Training a Dialogue Act Tagger

General Idea

In this example – based on (Lager & Zinovjeva 1999) – we will see that the µ-TBL system can be used to train a dialogue act tagger. We'll adopt the approach of (Samuel et al. 1998), and we'll pick our training and test data from the Maptask corpus (Carletta et al. 1997).

Each utterance is represented as a list of words, and tied to each utterance is information about speaker and dialogue act (refer to the paper for more details). Here is an example:

speaker(1494,g).
u(1494,['Right']).
da(1494,acknowledge).
da(acknowledge,ready,1494).


speaker(1495,g).
u(1495,['So',the,start,is,at,the,top,'left-hand',side,of,the,page]).
da(1495,acknowledge).
da(acknowledge,explain,1495).


speaker(1496,f).
u(1496,['Uh-huh']).
da(1496,acknowledge).
da(acknowledge,acknowledge,1496).


speaker(1497,g).
u(1497,['Do',you,have,cliffs,',',just,to,...,to,the,right]).
da(1497,acknowledge).
da(acknowledge,query_yn,1497).

We will work with a small set of templates expressed in the µ-TBL system's template formalism. The idea here is to make the conditions for changing the tag of an utterance sensitive to the actual words and word combinations used in the utterance, the length of the utterance, the previous dialogue act(s), the speaker’s role in the dialogue (giver or follower), and whether the speaker has changed since the previous utterance.

Train and test, and see what happens! From the OS prompt, run:

> ./mutbl -f examples/dact_tagging.script

Inspect the script for information about where templates and training and test data are located.

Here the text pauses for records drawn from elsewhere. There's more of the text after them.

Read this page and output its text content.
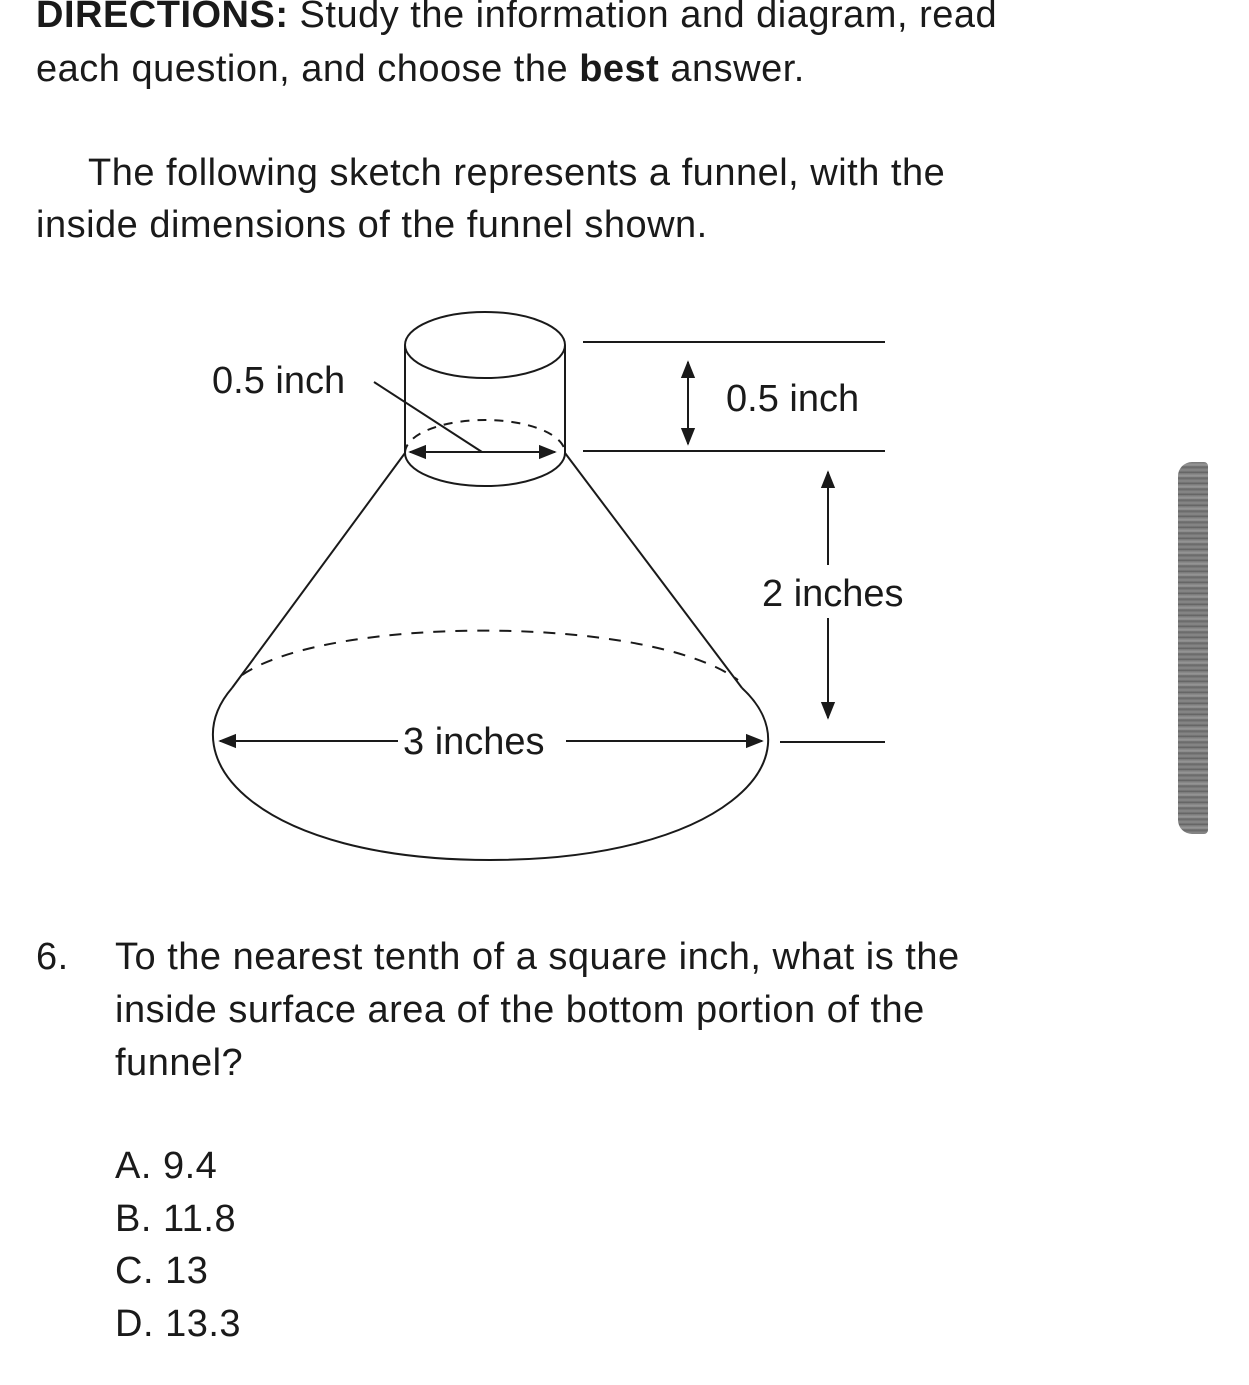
DIRECTIONS: Study the information and diagram, read

each question, and choose the best answer.

The following sketch represents a funnel, with the

inside dimensions of the funnel shown.

0.5 inch	0.5 inch
2 inches
3 inches

6. To the nearest tenth of a square inch, what is the

inside surface area of the bottom portion of the

funnel?

A. 9.4

B. 11.8

C. 13

D. 13.3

For your report, it is enough to just quote the performance figures that you get. Dialogue act tagging is, of course, a much more difficult task than part of speech tagging and this is reflected in the comparatively low accuracy that we get. However, we can improve on this by using more training data, by expanding the set of rule templates, and by employing various kinds of background knowledge. Experiment with this if you want. If you feel more training data would help, check out the file 'maptask_train.pl' in the data directory. You may also want to disable some of the templates in the template file in order to see how that effects the performance.